Of course, political parties have some notable advantages. They stimulate public participation, allowing people to endorse the party that best represents their interests, opinions, and values. Additionally, political parties provide stability and balance to the government. Thus, having a few allows for a holistic approach to decision-making.

Yet, the group mentality of party politics is problematic for localized systems of governance, particularly law societies. A key benefit of electing independent benchers is the diverse perspectives and experiences they bring. Political parties limit individuality by prioritizing group interests at the expense of the individual and the communities they represent. In his 2018 article on political parties in civic elections, Adam Mohammad argued that “No matter how parties are constructed, they demand loyalty above all. Individual interests are often subservient to the party interest. Yes, there is a big pool to recruit from, but these candidates tend to owe their loyalty to the party that helped elect them, not the wards of people they are supposed to represent.”

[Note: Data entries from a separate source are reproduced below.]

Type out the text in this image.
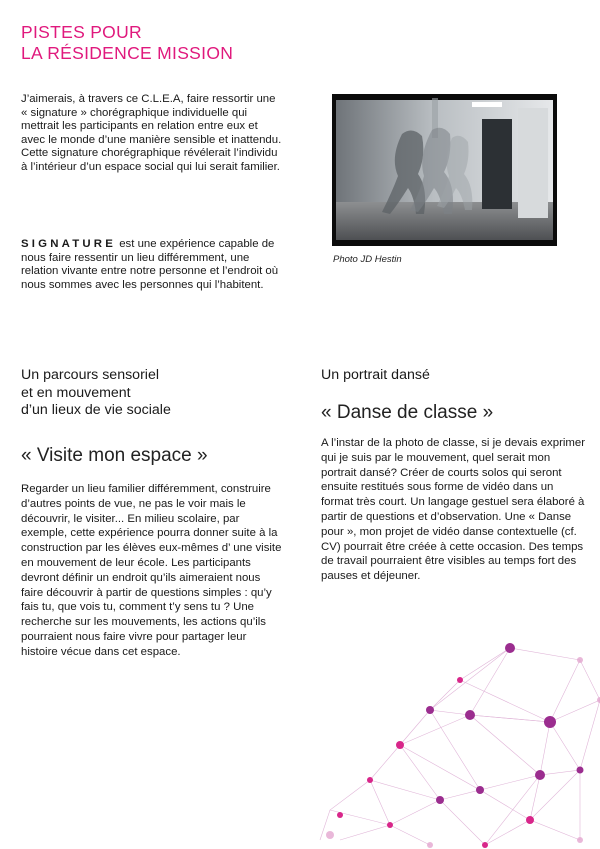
PISTES POUR
LA RÉSIDENCE MISSION

J’aimerais, à travers ce C.L.E.A, faire ressortir une « signature » chorégraphique individuelle qui mettrait les participants en relation entre eux et avec le monde d’une manière sensible et inattendu. Cette signature chorégraphique révélerait l’individu à l’intérieur d’un espace social qui lui serait familier.

SIGNATURE est une expérience capable de nous faire ressentir un lieu différemment, une relation vivante entre notre personne et l’endroit où nous sommes avec les personnes qui l’habitent.

Photo JD Hestin
Un parcours sensoriel
et en mouvement
d’un lieux de vie sociale
« Visite mon espace »

Regarder un lieu familier différemment, construire d’autres points de vue, ne pas le voir mais le découvrir, le visiter... En milieu scolaire, par exemple, cette expérience pourra donner suite à la construction par les élèves eux-mêmes d’ une visite en mouvement de leur école. Les participants devront définir un endroit qu’ils aimeraient nous faire découvrir à partir de questions simples : qu’y fais tu, que vois tu, comment t’y sens tu ? Une recherche sur les mouvements, les actions qu’ils pourraient nous faire vivre pour partager leur histoire vécue dans cet espace.

Un portrait dansé
« Danse de classe »

A l’instar de la photo de classe, si je devais exprimer qui je suis par le mouvement, quel serait mon portrait dansé? Créer de courts solos qui seront ensuite restitués sous forme de vidéo dans un format très court. Un langage gestuel sera élaboré à partir de questions et d’observation. Une « Danse pour », mon projet de vidéo danse contextuelle (cf. CV) pourrait être créée à cette occasion. Des temps de travail pourraient être visibles au temps fort des pauses et déjeuner.
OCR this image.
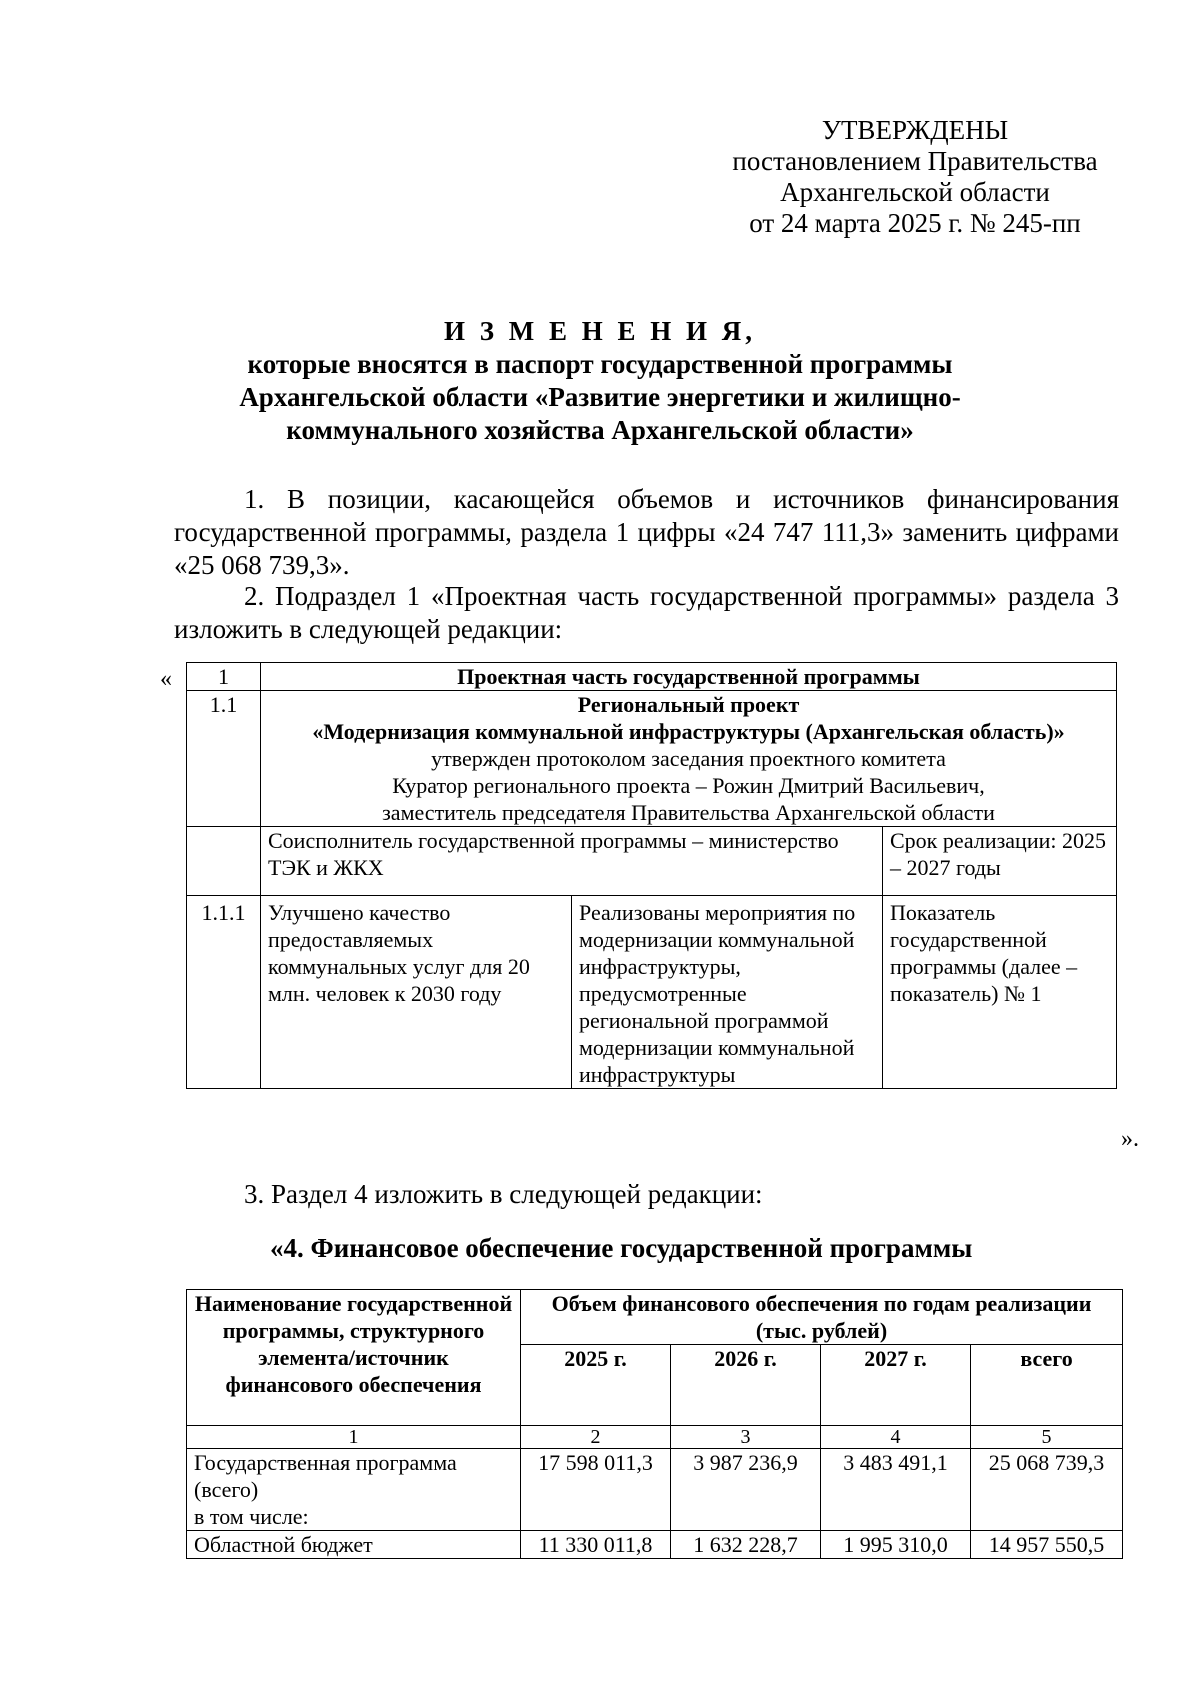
УТВЕРЖДЕНЫ
постановлением Правительства
Архангельской области
от 24 марта 2025 г. № 245-пп
И З М Е Н Е Н И Я,
которые вносятся в паспорт государственной программы
Архангельской области «Развитие энергетики и жилищно-
коммунального хозяйства Архангельской области»
1. В позиции, касающейся объемов и источников финансирования государственной программы, раздела 1 цифры «24 747 111,3» заменить цифрами «25 068 739,3».
2. Подраздел 1 «Проектная часть государственной программы» раздела 3 изложить в следующей редакции:
« 1	Проектная часть государственной программы		
1.1	Региональный проект
«Модернизация коммунальной инфраструктуры (Архангельская область)»
утвержден протоколом заседания проектного комитета
Куратор регионального проекта – Рожин Дмитрий Васильевич,
заместитель председателя Правительства Архангельской области		

	Соисполнитель государственной программы – министерство ТЭК и ЖКХ		Срок реализации: 2025 – 2027 годы
1.1.1	Улучшено качество предоставляемых коммунальных услуг для 20 млн. человек к 2030 году	Реализованы мероприятия по модернизации коммунальной инфраструктуры, предусмотренные региональной программой модернизации коммунальной инфраструктуры	Показатель государственной программы (далее – показатель) № 1
».
3. Раздел 4 изложить в следующей редакции:
«4. Финансовое обеспечение государственной программы
Наименование государственной программы, структурного элемента/источник финансового обеспечения	Объем финансового обеспечения по годам реализации (тыс. рублей)			
	2025 г.	2026 г.	2027 г.	всего
1	2	3	4	5

Государственная программа
(всего)
в том числе:	17 598 011,3	3 987 236,9	3 483 491,1	25 068 739,3
Областной бюджет	11 330 011,8	1 632 228,7	1 995 310,0	14 957 550,5
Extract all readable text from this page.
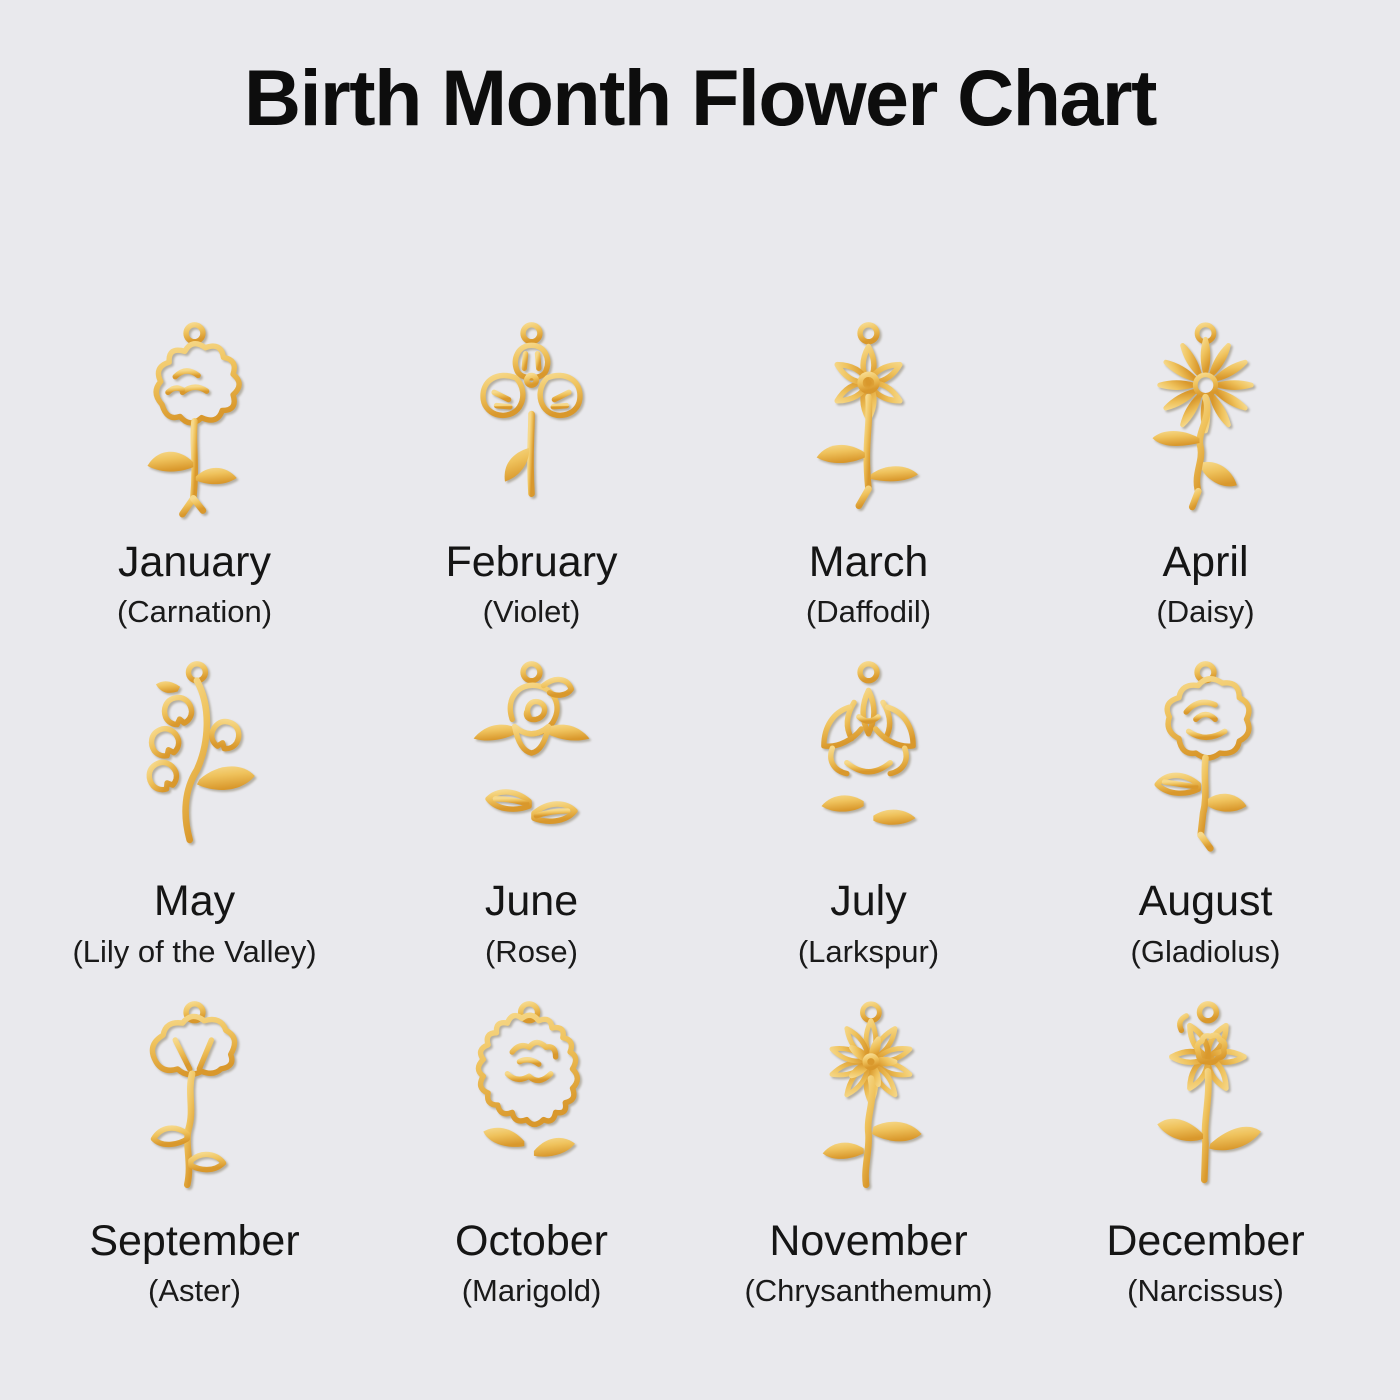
Birth Month Flower Chart
January
(Carnation)
February
(Violet)
March
(Daffodil)
April
(Daisy)
May
(Lily of the Valley)
June
(Rose)
July
(Larkspur)
August
(Gladiolus)
September
(Aster)
October
(Marigold)
November
(Chrysanthemum)
December
(Narcissus)
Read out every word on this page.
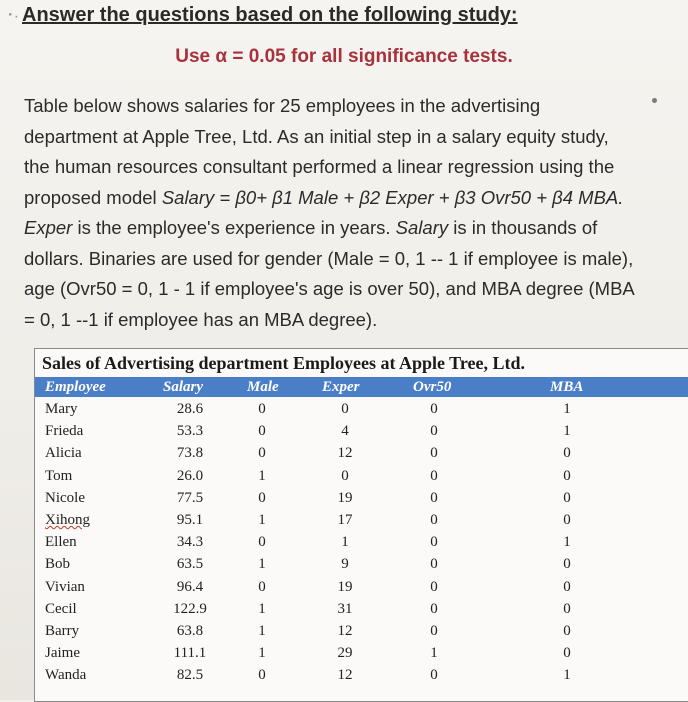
⠐· Answer the questions based on the following study:
Use α = 0.05 for all significance tests.
Table below shows salaries for 25 employees in the advertising
department at Apple Tree, Ltd. As an initial step in a salary equity study,
the human resources consultant performed a linear regression using the
proposed model Salary = β0+ β1 Male + β2 Exper + β3 Ovr50 + β4 MBA.
Exper is the employee's experience in years. Salary is in thousands of
dollars. Binaries are used for gender (Male = 0, 1 -- 1 if employee is male),
age (Ovr50 = 0, 1 - 1 if employee's age is over 50), and MBA degree (MBA
= 0, 1 --1 if employee has an MBA degree).
Sales of Advertising department Employees at Apple Tree, Ltd.
Employee	Salary	Male	Exper	Ovr50	MBA
Mary	28.6	0	0	0	1
Frieda	53.3	0	4	0	1
Alicia	73.8	0	12	0	0
Tom	26.0	1	0	0	0
Nicole	77.5	0	19	0	0
Xihong	95.1	1	17	0	0
Ellen	34.3	0	1	0	1
Bob	63.5	1	9	0	0
Vivian	96.4	0	19	0	0
Cecil	122.9	1	31	0	0
Barry	63.8	1	12	0	0
Jaime	111.1	1	29	1	0
Wanda	82.5	0	12	0	1
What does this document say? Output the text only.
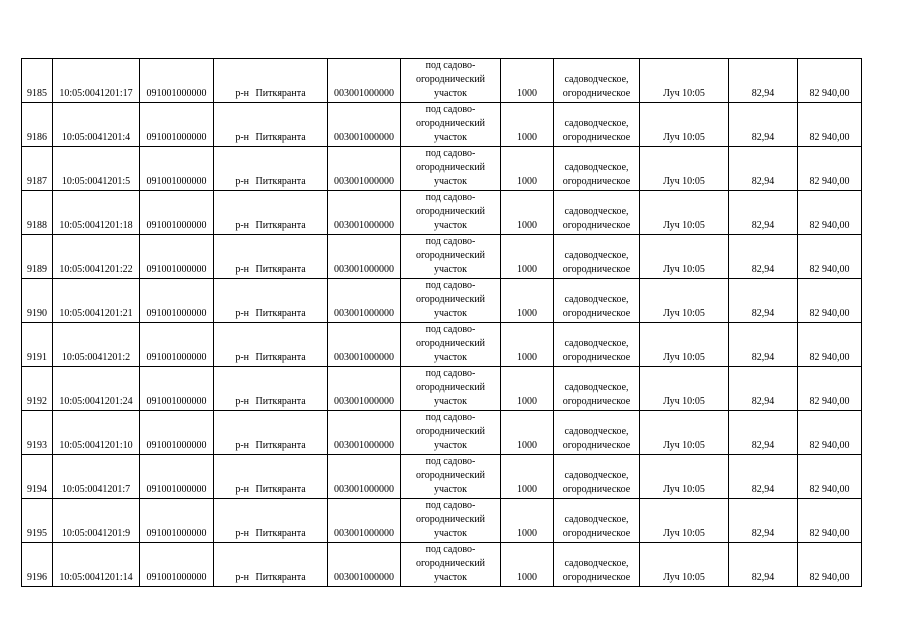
9185	10:05:0041201:17	091001000000	р-н Питкяранта	003001000000	под садово-
огороднический
участок	1000	садоводческое,
огородническое	Луч 10:05	82,94	82 940,00
9186	10:05:0041201:4	091001000000	р-н Питкяранта	003001000000	под садово-
огороднический
участок	1000	садоводческое,
огородническое	Луч 10:05	82,94	82 940,00
9187	10:05:0041201:5	091001000000	р-н Питкяранта	003001000000	под садово-
огороднический
участок	1000	садоводческое,
огородническое	Луч 10:05	82,94	82 940,00
9188	10:05:0041201:18	091001000000	р-н Питкяранта	003001000000	под садово-
огороднический
участок	1000	садоводческое,
огородническое	Луч 10:05	82,94	82 940,00
9189	10:05:0041201:22	091001000000	р-н Питкяранта	003001000000	под садово-
огороднический
участок	1000	садоводческое,
огородническое	Луч 10:05	82,94	82 940,00
9190	10:05:0041201:21	091001000000	р-н Питкяранта	003001000000	под садово-
огороднический
участок	1000	садоводческое,
огородническое	Луч 10:05	82,94	82 940,00
9191	10:05:0041201:2	091001000000	р-н Питкяранта	003001000000	под садово-
огороднический
участок	1000	садоводческое,
огородническое	Луч 10:05	82,94	82 940,00
9192	10:05:0041201:24	091001000000	р-н Питкяранта	003001000000	под садово-
огороднический
участок	1000	садоводческое,
огородническое	Луч 10:05	82,94	82 940,00
9193	10:05:0041201:10	091001000000	р-н Питкяранта	003001000000	под садово-
огороднический
участок	1000	садоводческое,
огородническое	Луч 10:05	82,94	82 940,00
9194	10:05:0041201:7	091001000000	р-н Питкяранта	003001000000	под садово-
огороднический
участок	1000	садоводческое,
огородническое	Луч 10:05	82,94	82 940,00
9195	10:05:0041201:9	091001000000	р-н Питкяранта	003001000000	под садово-
огороднический
участок	1000	садоводческое,
огородническое	Луч 10:05	82,94	82 940,00
9196	10:05:0041201:14	091001000000	р-н Питкяранта	003001000000	под садово-
огороднический
участок	1000	садоводческое,
огородническое	Луч 10:05	82,94	82 940,00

The introduction of party politics at the LSO has caused an increase in group-think and a loss of opportunities for individuals to express their perspectives and discharge their need to act in the public interest.

Traditionally, benchers in Ontario have been elected based on their credentials, experiences, and perceived ability to positively contribute to the legal profession, rather than their stated adherence to an ideology or political alignment. Benchers are responsible for working together as individuals to regulate the profession in the public interest. Party politics have been divisive and polarizing, thus inhibiting effective collaboration at the LSO. All of this is to say that if party politics continues to play a role in the election of benchers, I have a deep concern that the public interest will suffer as Convocation becomes ever more divided across political lines.

I have outlined the troubling impact that party politics has had on Canadian law societies to show why individuals, as opposed to slate representatives, are better suited for the task of governing law societies. I will never join any party at the LSO, even if one were to have me as a member. No one will tell me how I should vote.

For the first time, Canadian law societies are at a crossroads where electors will have to decide whether to endorse party politics. And if lawyers believe there are to be parties or slates, we will need more than just one, as we all know how one-party systems turn out. We can only hope that all licensees will be cautious in exercising their right to vote for benchers in the next election. They will not only be considering the wisdom of party politics; they may also be voting on the end of self-regulation as we now know it.

Emily Slessor co-authored this article. She graduated from Queen’s University in May and now works as an intern at Groia and Company, and aspires to attend law school in the future.